Molecular networks combining the 100 best 10-gene clusters for autism (A) and bipolar (B) disorder and the 50 best 10-gene clusters for schizophrenia (C). The color and size of nodes in all three networks indicate gene-specific P-values (autism-no-x, bipolar-no-x, and schizophrenia-no-x analyses). Note that the LOC347422, PKC, TAM genes are not yet approved by HUGO (see the genes_not_in_ HUGO.xls supplemental file).

Table 1 displays the top-ranking candidate genes for each of the three disease-gene analyses, rank-ordered based on their gene-specific P-values. Following Lander and Kruglyak’s guidelines (Lander and Kruglyak 1995), we classified all candidate genes for each of the three disorders represented in our molecular network into significant (genes with apparent P-values < 0.001) and suggestively significant (genes that appear statistically significant at the false-discovery rate of 0.5; Benjamini and Hochberg 1995; Benjamini and Yekutieli 2001) (see FDR Procedure section). Table 2 displays the top-ranking candidate genes detected in combinations of two- or three-disease analyses.

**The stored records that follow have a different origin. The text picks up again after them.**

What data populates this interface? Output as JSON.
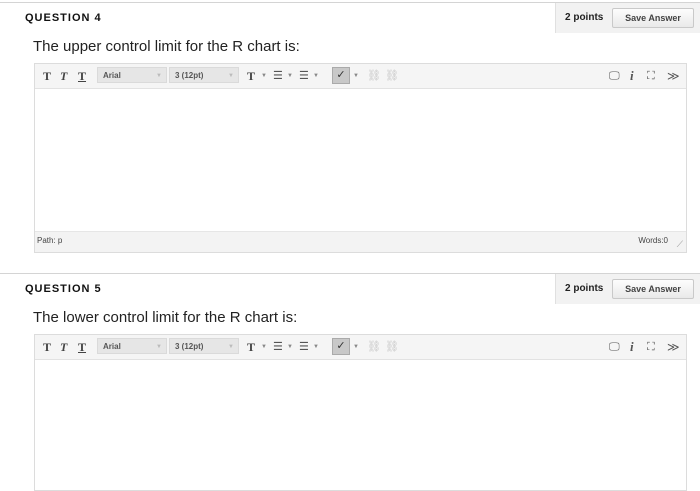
{
  "questions": [
    {
      "title": "QUESTION 4",
      "points": "2 points",
      "save_label": "Save Answer",
      "text": "The upper control limit for the R chart is:",
      "path_label": "Path: p",
      "words_label": "Words:0"
    },
    {
      "title": "QUESTION 5",
      "points": "2 points",
      "save_label": "Save Answer",
      "text": "The lower control limit for the R chart is:"
    }
  ],
  "toolbar": {
    "bold_glyph": "T",
    "italic_glyph": "T",
    "underline_glyph": "T",
    "font_family": "Arial",
    "font_size": "3 (12pt)",
    "text_color_glyph": "T",
    "bullet_list_glyph": "☰",
    "numbered_list_glyph": "☰",
    "spellcheck_glyph": "✓",
    "link_glyph": "⛓",
    "unlink_glyph": "⛓",
    "preview_glyph": "🖵",
    "info_glyph": "i",
    "fullscreen_glyph": "⛶",
    "collapse_glyph": "≫"
  },
  "icons": {
    "bold": "bold-icon",
    "italic": "italic-icon",
    "underline": "underline-icon",
    "text_color": "text-color-icon",
    "bullet_list": "bullet-list-icon",
    "numbered_list": "numbered-list-icon",
    "spellcheck": "spellcheck-icon",
    "link": "link-icon",
    "unlink": "unlink-icon",
    "preview": "preview-icon",
    "info": "info-icon",
    "fullscreen": "fullscreen-icon",
    "collapse": "collapse-toolbar-icon"
  }
}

Figure 1 provides a pictorial summary of the data in Tables 1 and 2, from which we make the following observations. First, the top-ranking clusters from each of the three data sets lie within tightly clustered neighborhoods of the molecular-interaction network. The within-network proximity of the high-ranking gene candidates is higher for the larger data sets (autism and bipolar disorder). Second, the molecular-network neighborhoods for the three disorders are different, even though they partially overlap. The figure suggests somewhat greater overlap among susceptibility genes related to schizophrenia and bipolar disorder relative to autism. Finally, there are multiple genes with strong P-values (<0.005) for more than one of the three disorders, as reflected by the color and size of the spheres (the color of each transparent sphere is associated with one of the three disorders; when the same node has strong P-values for more than one disorder, two or more spheres are nested and the resulting color is a mixture).

A closer look at the candidate genes reveals that many are regulators of cell cycle and cell death (e.g., EDAR, BCL2L11, NEK6, SFRP1, and MAPK7). Another smaller subset of genes is responsible for forming intercellular contacts (tight junction protein 1 [TJP1], LGALS4, MMRN1, IBSP, and NPHP1). A few genes are brain-specific growth and signal-transduction receptors and small-molecule transporters (RAPSN, APBA2, UBE3A, ALK, and KCNB1), and a few others are related to the immune response (e.g., CCL15, CSF2, CD55, IL10).

In their recent study of positive selection patterns in the human genome, Bustamante et al. (2005) discovered that many genes involved in cell-cycle and cell-death regulation appear to have undergone recent positive selection in the lineage leading to hominid primates. Thus, it is plausible that phenotypic effects that we classify as neurological disorders are artifacts of a mosaic of small genetic changes that occurred during evolutionary optimization of multiple physiological systems involved in the unusually prolonged individual development of a human brain. (A pathway-level natural selection was examined recently using bacterial molecular networks; Wolf and Arkin 2003.) Development of the human brain involves a precisely orchestrated sequence of decisions that determine cellular fate, and both genetics and environmental stimuli contribute to the live-or-die verdict for individual neurons. In retrospect, it is not surprising that our top disease-predisposing candidate loci are enriched with these cell-death (P-value of 0.03) and cell-cycle (P-value of 0.001) related genes as computed by a test of randomized gene sampling using gene ontology (Ashburner et al. 2000; Harris et al. 2004) categories (P-values 0.03 and 0.001, respectively; see, for example, Rivals et al. 2007, for a description of the tests). However, this significance of enrichment is likely to be a mere reflection of the overall abundance of cell-cycle and cell-death related genes in our text-mined network (P < 10−10).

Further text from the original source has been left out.